Pontypool unspools in real-time, like a Pinter play with added projectile grue. With the sole exception of a short opening sequence inside Mazzy’s car (surrounded by darkness and snow), and a scattering of monochrome character-portrait inserts, we never leave the confines of the radio station. McHattie is the grizzled focus of our attention, though there is fine support from his younger female co-stars (Houle and Reilly); characters are likeable, well-written, intelligent. Tony Burgess’s script – freely adapted from his 1995 novel “Pontypool Changes Everything”, essentially an interconnected series of character vignettes orbiting the central premise of a zombie Armageddon – is tightly-constructed, funny, and stays just the right side of pretension; it’s also a cracking thriller, building tension through an accumulation of confusing and often contradictory eyewitness testimony (all delivered via authentically fuzzy phonecalls). Occasionally McHattie’s dialogue trips over itself during his stream-of-consciousness monologues, but that’s a minor caveat.

The notion of a semiotic plague is so good, it’s almost a shame to find it shackled to the zombie genre; from time to time one wishes the nature of the threat matched the disease vector in terms of imaginative verve, but in truth the “Conversationalists” have very limited screen-time. The primary concern of the film is building tension, and this it does extremely well. Tiny seeds of disquiet grow from the simplest things: a child suddenly blurting out a stream of nonsense, a word helplessly repeated over and over again, jumbled speech patterns laced with deadly significance. Pontypool’s notion of a linguistic virus was also exploited, far less effectively, by Russell T. Davies in his “Midnight” script for Doctor Who; another study of confined menace, this time centering on an alien lifeform which uses language to generate fear and hate, this belongs more to the school of Star Trek’s “Day of the Dove” than Dawkins and Barthes. Where Davies used the conceit as a soapbox from which to rail against prejudice and bigotry, Burgess thankfully resists the urge to plaster an author’s message all over the piece; left in abstraction, the ideas take root all the more effectively.

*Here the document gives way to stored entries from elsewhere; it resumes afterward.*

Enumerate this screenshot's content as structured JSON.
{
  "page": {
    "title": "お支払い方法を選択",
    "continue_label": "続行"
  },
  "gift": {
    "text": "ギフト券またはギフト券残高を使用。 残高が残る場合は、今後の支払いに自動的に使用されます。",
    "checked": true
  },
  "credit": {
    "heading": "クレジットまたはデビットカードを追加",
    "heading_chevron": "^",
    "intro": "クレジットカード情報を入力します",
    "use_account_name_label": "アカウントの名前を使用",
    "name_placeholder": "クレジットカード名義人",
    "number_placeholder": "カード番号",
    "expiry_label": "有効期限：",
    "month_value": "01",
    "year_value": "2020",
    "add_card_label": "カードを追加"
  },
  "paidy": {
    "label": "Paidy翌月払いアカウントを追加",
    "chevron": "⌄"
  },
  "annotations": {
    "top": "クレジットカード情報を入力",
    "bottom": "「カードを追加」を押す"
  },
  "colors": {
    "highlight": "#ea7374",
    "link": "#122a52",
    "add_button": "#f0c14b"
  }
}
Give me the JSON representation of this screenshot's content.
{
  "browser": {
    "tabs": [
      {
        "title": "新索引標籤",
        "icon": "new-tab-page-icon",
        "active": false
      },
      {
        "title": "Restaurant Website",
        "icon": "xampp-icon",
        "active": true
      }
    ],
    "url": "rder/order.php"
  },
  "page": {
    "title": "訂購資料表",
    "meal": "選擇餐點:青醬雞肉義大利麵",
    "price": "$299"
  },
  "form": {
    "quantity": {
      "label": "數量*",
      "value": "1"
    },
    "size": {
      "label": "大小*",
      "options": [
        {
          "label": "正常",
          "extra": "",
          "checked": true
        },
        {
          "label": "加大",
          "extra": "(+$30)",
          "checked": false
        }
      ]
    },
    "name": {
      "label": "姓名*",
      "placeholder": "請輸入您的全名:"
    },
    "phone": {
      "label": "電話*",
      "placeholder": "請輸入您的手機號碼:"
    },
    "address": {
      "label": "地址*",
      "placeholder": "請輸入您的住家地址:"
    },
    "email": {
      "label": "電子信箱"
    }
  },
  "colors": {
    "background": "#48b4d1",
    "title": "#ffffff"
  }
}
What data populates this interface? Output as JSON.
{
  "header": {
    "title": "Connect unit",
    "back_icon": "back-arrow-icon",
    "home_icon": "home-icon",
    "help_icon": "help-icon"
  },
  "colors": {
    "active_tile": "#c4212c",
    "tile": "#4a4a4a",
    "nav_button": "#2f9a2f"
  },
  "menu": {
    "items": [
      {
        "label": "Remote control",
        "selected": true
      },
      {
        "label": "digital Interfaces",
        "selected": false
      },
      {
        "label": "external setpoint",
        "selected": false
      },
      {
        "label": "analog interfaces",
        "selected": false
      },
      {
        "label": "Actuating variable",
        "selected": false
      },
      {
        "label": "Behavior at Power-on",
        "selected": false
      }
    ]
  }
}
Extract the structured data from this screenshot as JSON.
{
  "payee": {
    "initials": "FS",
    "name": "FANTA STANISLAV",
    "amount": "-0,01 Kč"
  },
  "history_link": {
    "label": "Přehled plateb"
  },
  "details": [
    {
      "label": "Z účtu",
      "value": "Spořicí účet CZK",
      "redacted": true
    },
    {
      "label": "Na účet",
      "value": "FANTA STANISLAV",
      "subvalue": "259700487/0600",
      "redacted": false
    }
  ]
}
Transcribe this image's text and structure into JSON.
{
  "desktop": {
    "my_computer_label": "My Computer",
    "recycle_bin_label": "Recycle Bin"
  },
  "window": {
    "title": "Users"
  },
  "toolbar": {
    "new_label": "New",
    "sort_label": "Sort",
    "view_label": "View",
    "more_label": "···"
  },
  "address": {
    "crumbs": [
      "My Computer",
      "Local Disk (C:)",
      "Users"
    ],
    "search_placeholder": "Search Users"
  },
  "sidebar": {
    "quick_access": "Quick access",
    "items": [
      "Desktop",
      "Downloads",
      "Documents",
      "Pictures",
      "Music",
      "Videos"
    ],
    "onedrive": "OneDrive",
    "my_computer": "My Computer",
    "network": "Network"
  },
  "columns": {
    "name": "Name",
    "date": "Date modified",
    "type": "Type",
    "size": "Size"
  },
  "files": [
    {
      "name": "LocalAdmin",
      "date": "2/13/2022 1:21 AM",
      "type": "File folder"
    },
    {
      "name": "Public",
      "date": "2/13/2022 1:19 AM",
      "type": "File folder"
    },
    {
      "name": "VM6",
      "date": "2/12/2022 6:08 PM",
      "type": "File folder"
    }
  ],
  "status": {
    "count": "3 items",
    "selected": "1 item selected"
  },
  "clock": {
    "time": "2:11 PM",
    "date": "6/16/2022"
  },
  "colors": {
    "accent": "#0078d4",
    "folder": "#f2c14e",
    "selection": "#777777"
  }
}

Good as it is, Pontypool isn’t perfect. It’s hard to shake a feeling of disappointment that the filmmakers should have settled for zombies as their central threat, with such an outré conceptual basis. And the whole thing essentially runs out of steam by the final reel, concluding with a Hell in the Pacific-inspired non-ending and a post-credits coda which defies all description but evinces the influence of David Lynch’s particular brand of surrealist non sequitur. (A deleted segment earlier in the film – discussed in the commentary – likewise mined Lynch territory, specifically the conclusion of Mulholland Drive; its excision was probably a wise choice.) But none of these complaints should detract from the basic fact: Pontypool is perhaps the most inventive horror film of the last decade, and well worth the time of all intelligent genre fans.

 

Note: Two epic-scale sequels are planned, Pontypool Changes and Pontypool Changes Everything, which promise to eschew the stripped-down aesthetic that made the first chapter so diverting. At time of writing, however, they have yet to enter production; given the current log-jam of zombie Armageddons, perhaps this is no bad thing.